Le cuivre, minerai convoité derrière les câbles volés
Pourquoi cibler des bornes de recharge électrique plutôt que d'autres infrastructures ? Parce que leurs câbles contiennent du cuivre en quantité exploitable, et que le métal rouge reste une matière première très demandée sur les marchés internationaux. Sa valeur fluctue, mais elle maintient une attractivité suffisante pour motiver des réseaux organisés.
Frédéric Chesneau, secrétaire départemental Alliance police nationale 51, apporte un éclairage précieux sur les circuits de revente. "Généralement, c'est revendu dans les pays étrangers parce qu'en France, il y a quand même une législation assez sévère", explique-t-il. En France, toute revente de métaux impose la fourniture d'une pièce d'identité, et les transactions en espèces sont interdites — les paiements s'effectuent uniquement par virement ou par chèque. Ces contraintes poussent les voleurs à exporter le butin hors des frontières, où les contrôles sont moins stricts.
Voici les principaux facteurs qui facilitent ce type de trafic :
- La valeur marchande stable du cuivre sur les marchés internationaux
- L'absence de marquage ou de traçabilité des câbles une fois sectionnés
- La facilité d'accès aux bornes installées en extérieur, fréquemment sans surveillance directe
- Le faible risque d'interpellation pour un individu déguisé en technicien
La société Atlante, opérateur de bornes de recharge touché par ces dégradations, a annoncé se concerter avec d'autres acteurs du secteur pour identifier des options communes de protection durable. De nouvelles approches techniques sont actuellement testées sur le terrain.

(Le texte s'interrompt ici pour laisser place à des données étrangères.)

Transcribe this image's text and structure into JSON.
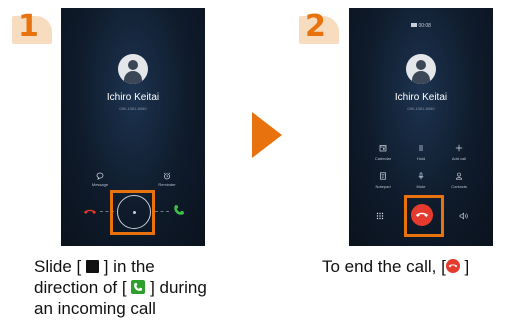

Impact concret sur les automobilistes et riposte des opérateurs
Pour les conducteurs de véhicules électriques, trouver une borne hors service n'est pas un simple désagrément : c'est potentiellement une immobilisation forcée. "Si je ne peux pas charger, je suis à l'arrêt. Pour le coup, je n'ai pas de bidon pour aller chercher de la recharge", résume un automobiliste interrogé sur place. La métaphore est juste et brutale — contrairement à un véhicule thermique, impossible de pallier une panne de réseau avec un simple jerricane.
Les commerçants de la zone, eux, subissent une conséquence directe sur leur fréquentation. "Je suis déjà tombé sur des clients qui arrivent pour charger leur voiture et qui sont obligés de partir loin", confie un responsable de magasin. Un client qui repart sans pouvoir recharger, c'est un client qui ne fait pas ses achats. Le lien entre infrastructure de recharge opérationnelle et attractivité commerciale est désormais établi — et fragile.
Face à cette situation, les techniciens déploient des housses de protection épaisses autour des câbles, une option onéreuse mais qui semble décourager les tentatives. Certains usagers vont plus loin dans leurs attentes : "Quand la station est sécurisée et fermée, peut-être demain sous protection caméra, je pense que ça peut être un plus, quitte à payer un petit peu plus cher en matière d'énergie". La sécurisation physique des installations devient donc un critère d'usage, au même titre que la disponibilité ou le prix.
Ce phénomène de dommages matériels graves sur les infrastructures reimsoises illustre plus largement une vulnérabilité structurelle du réseau de recharge. Tant que les bornes resteront accessibles sans surveillance active, le rapport risque/gain restera trop favorable aux voleurs pour que le problème se résorbe seul. La réponse devra combiner protection physique, surveillance caméra et coordination entre opérateurs — sans quoi chaque réparation ne sera qu'un sursis.